Case Studies

Channel 5: Shoplifters at War with the Law

by Mark Rowe

How rare it is that you see on television, whatever the channel, working men or women talking about what they do. How much rarer it is to hear anyone from private security. Usually the documentaries following workers are from the emergency services. Shoplifters: at War with the Law is running for a second series on Channel 5, and in that sense of telling the rest of us about working people is public service broadcasting, writes Mark Rowe.

In other senses it is formulaic; we get some narrative about the security staff at West Orchards shopping centre in downtown Coventry (pictured), then something else about TM-Eye, the private security company founded by David McKelvey, at work in Ealing and London’s West End, and then back again, because viewers can’t concentrate on the same thing for longer than a few minutes.

The title isn’t completely accurate; what the hour-long episodes show is not only theft from shops, but any crime or wrong-doing. In last night’s episode, West Orchards’ SIA-badged, black-uniformed, radio-carrying and body-camera-wearing security officers were alerted to a man making (as on the day before) sexual and suggestive remarks to girls. When Security asked him about his behaviour, he called it banter; although evidently those who had reported him felt otherwise.

In that case besides Coventry BID (business improvement district) patrollers in their pale blue bibs, and SIA-badged, a PCSO on a bicycle arrived on the scene. The man who’d made the inappropriate remarks made some more, to the law enforcers. “Because I’m in the mood, right,” he said aggressively. “I am taking you out first, then him, then him.” The man was left to the police, and security staff duly moved away. One of the security officers commented: “We know what he looks like now, just a case of monitoring it every time he comes in.”

What the documentary didn’t do was analyse. While that may be good, to let us draw our own conclusions, and there’s only so much TV can put across in an hour, the BID didn’t get explained, nor the new mixed economy of policing of high streets and city centres – that only ever sees a police officer (with arrest powers unlike a PCSO) once in a while (on a ‘day of action’) or if something major is confirmed to have happened. The BID wardens or ambassadors or whatever they are termed mean that businesses are paying twice for public space protection. The private security of that mix, the documentary did suggest in a rare piece of editorialising was almost a ‘fourth emergency service’, which appeared to overlook HM Coastguard.

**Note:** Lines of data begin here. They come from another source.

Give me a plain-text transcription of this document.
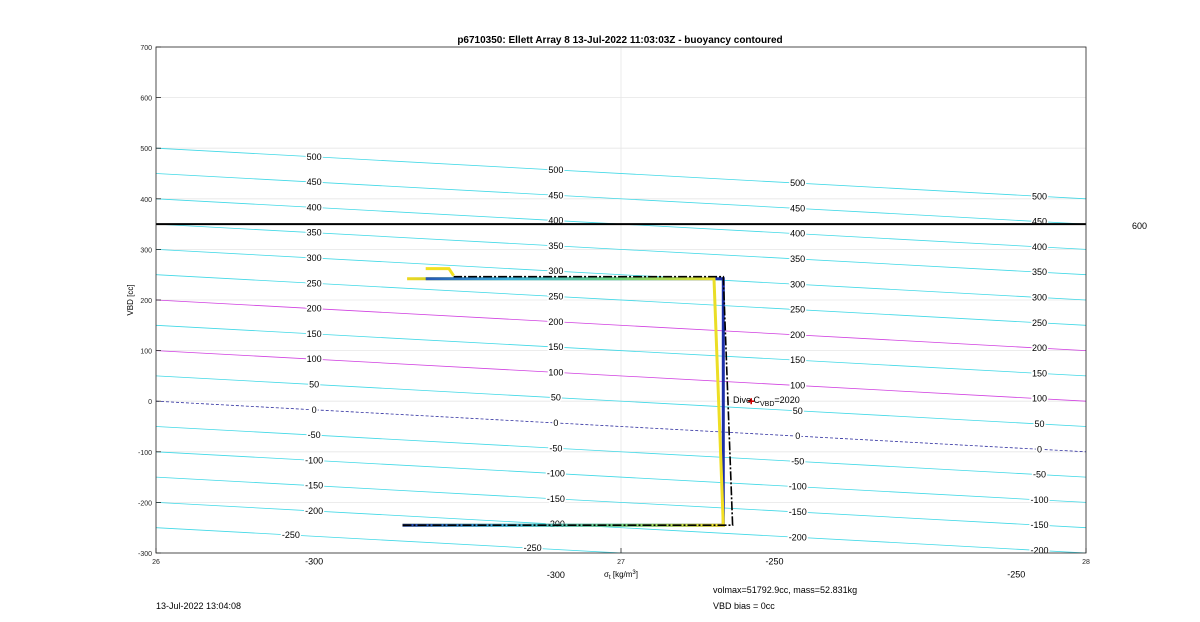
500
450
400
350
300
250
200
150
100
50
0
-50
-100
-150
-200
-250
-300
500
450
400
350
300
250
200
150
100
50
0
-50
-100
-150
-200
-250
-300
500
450
400
350
300
250
200
150
100
50
0
-50
-100
-150
-200
-250
500
450
400
350
300
250
200
150
100
50
0
-50
-100
-150
-200
-250
-300
-200
-100
0
100
200
300
400
500
600
700
26	27	28
p6710350: Ellett Array 8 13-Jul-2022 11:03:03Z - buoyancy contoured
VBD [cc]
$\sigma_t$ $[kg/m^3]$
600
Dive $C_{VBD}=2020$
13-Jul-2022 13:04:08
volmax=51792.9cc, mass=52.831kg
VBD bias = 0cc
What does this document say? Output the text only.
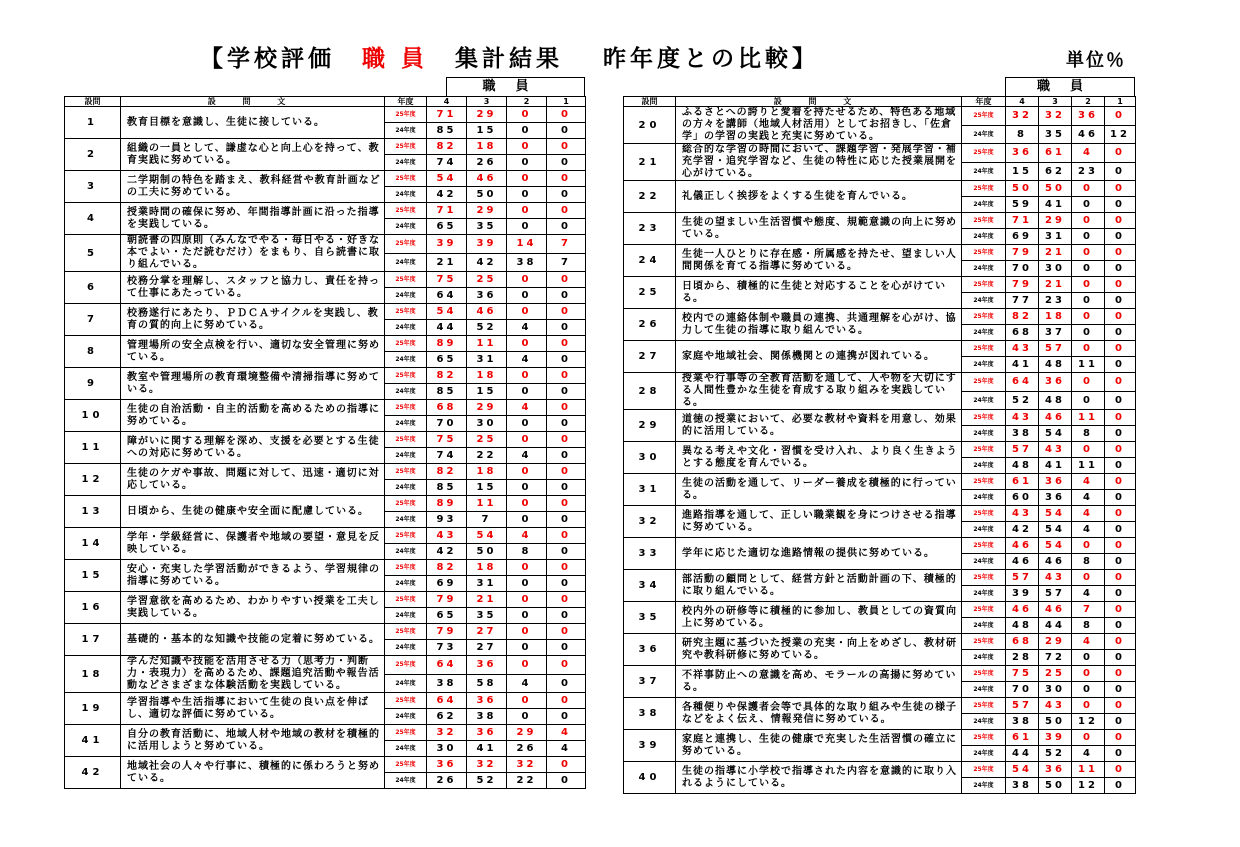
【学校評価　 職 員　 集計結果 昨年度との比較】	単位％
職員
設問	設 問 文	年度	4	3	2	1
1	教育目標を意識し、生徒に接している。	25年度	71	29	0	0
		24年度	85	15	0	0
2	組織の一員として、謙虚な心と向上心を持って、教育実践に努めている。	25年度	82	18	0	0
		24年度	74	26	0	0
3	二学期制の特色を踏まえ、教科経営や教育計画などの工夫に努めている。	25年度	54	46	0	0
		24年度	42	50	0	0
4	授業時間の確保に努め、年間指導計画に沿った指導を実践している。	25年度	71	29	0	0
		24年度	65	35	0	0
5	朝読書の四原則（みんなでやる・毎日やる・好きな本でよい・ただ読むだけ）をまもり、自ら読書に取り組んでいる。	25年度	39	39	14	7
		24年度	21	42	38	7
6	校務分掌を理解し、スタッフと協力し、責任を持って仕事にあたっている。	25年度	75	25	0	0
		24年度	64	36	0	0
7	校務遂行にあたり、ＰＤＣＡサイクルを実践し、教育の質的向上に努めている。	25年度	54	46	0	0
		24年度	44	52	4	0
8	管理場所の安全点検を行い、適切な安全管理に努めている。	25年度	89	11	0	0
		24年度	65	31	4	0
9	教室や管理場所の教育環境整備や清掃指導に努めている。	25年度	82	18	0	0
		24年度	85	15	0	0
10	生徒の自治活動・自主的活動を高めるための指導に努めている。	25年度	68	29	4	0
		24年度	70	30	0	0
11	障がいに関する理解を深め、支援を必要とする生徒への対応に努めている。	25年度	75	25	0	0
		24年度	74	22	4	0
12	生徒のケガや事故、問題に対して、迅速・適切に対応している。	25年度	82	18	0	0
		24年度	85	15	0	0
13	日頃から、生徒の健康や安全面に配慮している。	25年度	89	11	0	0
		24年度	93	7	0	0
14	学年・学級経営に、保護者や地域の要望・意見を反映している。	25年度	43	54	4	0
		24年度	42	50	8	0
15	安心・充実した学習活動ができるよう、学習規律の指導に努めている。	25年度	82	18	0	0
		24年度	69	31	0	0
16	学習意欲を高めるため、わかりやすい授業を工夫し実践している。	25年度	79	21	0	0
		24年度	65	35	0	0
17	基礎的・基本的な知識や技能の定着に努めている。	25年度	79	27	0	0
		24年度	73	27	0	0
18	学んだ知識や技能を活用させる力（思考力・判断力・表現力）を高めるため、課題追究活動や報告活動などさまざまな体験活動を実践している。	25年度	64	36	0	0
		24年度	38	58	4	0
19	学習指導や生活指導において生徒の良い点を伸ばし、適切な評価に努めている。	25年度	64	36	0	0
		24年度	62	38	0	0
41	自分の教育活動に、地域人材や地域の教材を積極的に活用しようと努めている。	25年度	32	36	29	4
		24年度	30	41	26	4
42	地域社会の人々や行事に、積極的に係わろうと努めている。	25年度	36	32	32	0
		24年度	26	52	22	0
職員
設問	設 問 文	年度	4	3	2	1
20	ふるさとへの誇りと愛着を持たせるため、特色ある地域の方々を講師（地域人材活用）としてお招きし、「佐倉学」の学習の実践と充実に努めている。	25年度	32	32	36	0
		24年度	8	35	46	12
21	総合的な学習の時間において、課題学習・発展学習・補充学習・追究学習など、生徒の特性に応じた授業展開を心がけている。	25年度	36	61	4	0
		24年度	15	62	23	0
22	礼儀正しく挨拶をよくする生徒を育んでいる。	25年度	50	50	0	0
		24年度	59	41	0	0
23	生徒の望ましい生活習慣や態度、規範意識の向上に努めている。	25年度	71	29	0	0
		24年度	69	31	0	0
24	生徒一人ひとりに存在感・所属感を持たせ、望ましい人間関係を育てる指導に努めている。	25年度	79	21	0	0
		24年度	70	30	0	0
25	日頃から、積極的に生徒と対応することを心がけている。	25年度	79	21	0	0
		24年度	77	23	0	0
26	校内での連絡体制や職員の連携、共通理解を心がけ、協力して生徒の指導に取り組んでいる。	25年度	82	18	0	0
		24年度	68	37	0	0
27	家庭や地域社会、関係機関との連携が図れている。	25年度	43	57	0	0
		24年度	41	48	11	0
28	授業や行事等の全教育活動を通して、人や物を大切にする人間性豊かな生徒を育成する取り組みを実践している。	25年度	64	36	0	0
		24年度	52	48	0	0
29	道徳の授業において、必要な教材や資料を用意し、効果的に活用している。	25年度	43	46	11	0
		24年度	38	54	8	0
30	異なる考えや文化・習慣を受け入れ、より良く生きようとする態度を育んでいる。	25年度	57	43	0	0
		24年度	48	41	11	0
31	生徒の活動を通して、リーダー養成を積極的に行っている。	25年度	61	36	4	0
		24年度	60	36	4	0
32	進路指導を通して、正しい職業観を身につけさせる指導に努めている。	25年度	43	54	4	0
		24年度	42	54	4	0
33	学年に応じた適切な進路情報の提供に努めている。	25年度	46	54	0	0
		24年度	46	46	8	0
34	部活動の顧問として、経営方針と活動計画の下、積極的に取り組んでいる。	25年度	57	43	0	0
		24年度	39	57	4	0
35	校内外の研修等に積極的に参加し、教員としての資質向上に努めている。	25年度	46	46	7	0
		24年度	48	44	8	0
36	研究主題に基づいた授業の充実・向上をめざし、教材研究や教科研修に努めている。	25年度	68	29	4	0
		24年度	28	72	0	0
37	不祥事防止への意識を高め、モラールの高揚に努めている。	25年度	75	25	0	0
		24年度	70	30	0	0
38	各種便りや保護者会等で具体的な取り組みや生徒の様子などをよく伝え、情報発信に努めている。	25年度	57	43	0	0
		24年度	38	50	12	0
39	家庭と連携し、生徒の健康で充実した生活習慣の確立に努めている。	25年度	61	39	0	0
		24年度	44	52	4	0
40	生徒の指導に小学校で指導された内容を意識的に取り入れるようにしている。	25年度	54	36	11	0
		24年度	38	50	12	0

That idea of a ‘fourth emergency service’ got aired in the November print edition of Professional Security Magazine, when a panel at the recent Emergency Services Show at the Birmingham NEC picked holes in it – if it’s so, where’s the agreed protocols with police, training and equipment, consistency across towns and police forces?

The documentary did show the sheer oddity and low-fidelity of some of the criminals and neer-do-wells that the West Orchards and doubtless other shopping malls come across. As one security officer said towards the end of the hour: “We get all the excuses under the sun thrown at us. We have heard it all before.” Such as the man who took his bicycle into a branch of Vision Express and was followed on the mall’s CCTV cameras and in person by mall security. As he was escorted out, he said to the officers that he hadn’t thieved for nine years. As the officer retorted, no-one had said he was a thief.

The documentary also showed one flare-up of violence, nothing to do with shoplifting, and indeed not to do with West Orchards at all; a traffic warden had happened to give a ticket to a man outside a shop, who took offence and the two spilled inside the mall. The centre’s control room directed a patroller to the entrance where the two were. We followed the officer taking the escalators down to the ground floor while the ticketed man pushed the traffic warden against a shop window and grabbed his jacket.

Further officers arrived, and we saw and were told of the various tactics to defuse such a situation. “You know what happened, just calm down, we can sort this out, and get you gone.” It was striking that those in uniform including the assaulted warden were inclined to make as little of such incidents as they could, whether because it would only mean more work for them to report matters to the authorities or because it wouldn’t be worth it. The warden said that he was happy enough, once the ticketed man became calm, to report it through 101 (time consuming in itself) and to let the man go. As a security officer reflected of the man who made the assault: “Just an unhappy customer.”

Another officer commented of more violence shown towards staff; punches thrown, spitting, and verbal abuse. “Physical violence these days is becoming more and more, and less and less is getting done about it.” Perhaps, we were left to conclude for ourselves, the two are connected.